I filmati ritrovati non hanno avuto origine da Sánchez e Myrick, ma è comprensibile come questo malinteso rientri nel loro film. Il loro modo distintivo di promuovere e generare un ronzio quasi inarrestabile attorno alla convinzione che i personaggi (e la trama) fossero tutti reali era il miglior marketing cinematografico. Sfortunatamente per i cineasti venuti dopo The Blair Witch Project, è difficile ripetere lo stesso metodo. Per dare a un film il riconoscimento di uno dei migliori film horror è necessario un vantaggio che lo distingua dagli altri, sia attraverso la produzione che attraverso il marketing.
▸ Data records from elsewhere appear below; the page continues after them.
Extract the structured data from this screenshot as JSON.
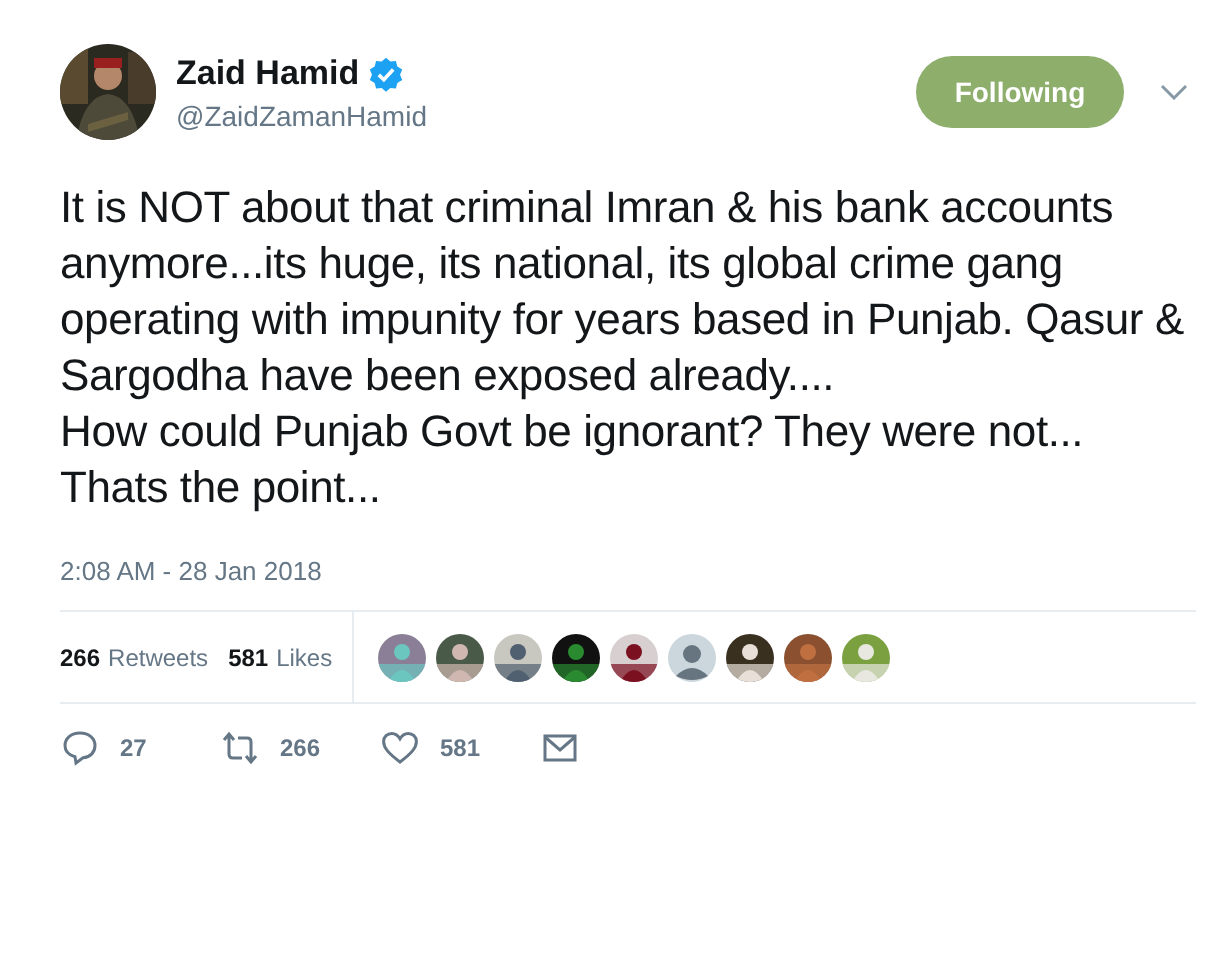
{
  "author": {
    "name": "Zaid Hamid",
    "verified": true,
    "handle": "@ZaidZamanHamid"
  },
  "follow_button": {
    "label": "Following",
    "selected": true
  },
  "tweet_text": [
    "It is NOT about that criminal Imran & his bank accounts anymore...its huge, its national, its global crime gang operating with impunity for years based in Punjab. Qasur & Sargodha have been exposed already....",
    "How could Punjab Govt be ignorant? They were not...",
    "Thats the point..."
  ],
  "timestamp": "2:08 AM - 28 Jan 2018",
  "stats": [
    {
      "count": "266",
      "label": "Retweets"
    },
    {
      "count": "581",
      "label": "Likes"
    }
  ],
  "liker_avatars": [
    {
      "kind": "picture"
    },
    {
      "kind": "picture"
    },
    {
      "kind": "picture"
    },
    {
      "kind": "picture"
    },
    {
      "kind": "picture"
    },
    {
      "kind": "default"
    },
    {
      "kind": "picture"
    },
    {
      "kind": "picture"
    },
    {
      "kind": "picture"
    }
  ],
  "actions": [
    {
      "kind": "reply",
      "count": "27"
    },
    {
      "kind": "retweet",
      "count": "266"
    },
    {
      "kind": "like",
      "count": "581"
    },
    {
      "kind": "message"
    }
  ]
}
I film horror basati su storie vere, come The Amityville Horror, hanno un vantaggio nell’evocare un senso di verità allarmante che lascia un’impressione duratura sul pubblico. Dato che i registi di The Blair Witch Project hanno permesso agli attori di improvvisare, ciò ha significato che potevano interpretare le reciproche emozioni ed esprimere reazioni reali. Una sceneggiatura non scritta bene può far sembrare i dialoghi troppo provati e rigidi invece che fluenti in modo naturale. Ogni componente ha avuto il suo ruolo nel rendere The Blair Witch Project un orologio avvincente, anche più di 20 anni dopo la sua prima uscita, dando ai registi qualcosa da cui imparare e da cui lasciarsi influenzare. Ha innalzato lo standard da raggiungere per i futuri film horror, incoraggiando i registi a cercare come produrre qualcosa di persuasivo e di lunga durata.

Il progetto Blair Witch

Tre studenti di cinema scompaiono dopo aver viaggiato in una foresta del Maryland per girare un documentario sulla leggenda locale di Blair Witch, lasciando dietro di sé solo le loro riprese.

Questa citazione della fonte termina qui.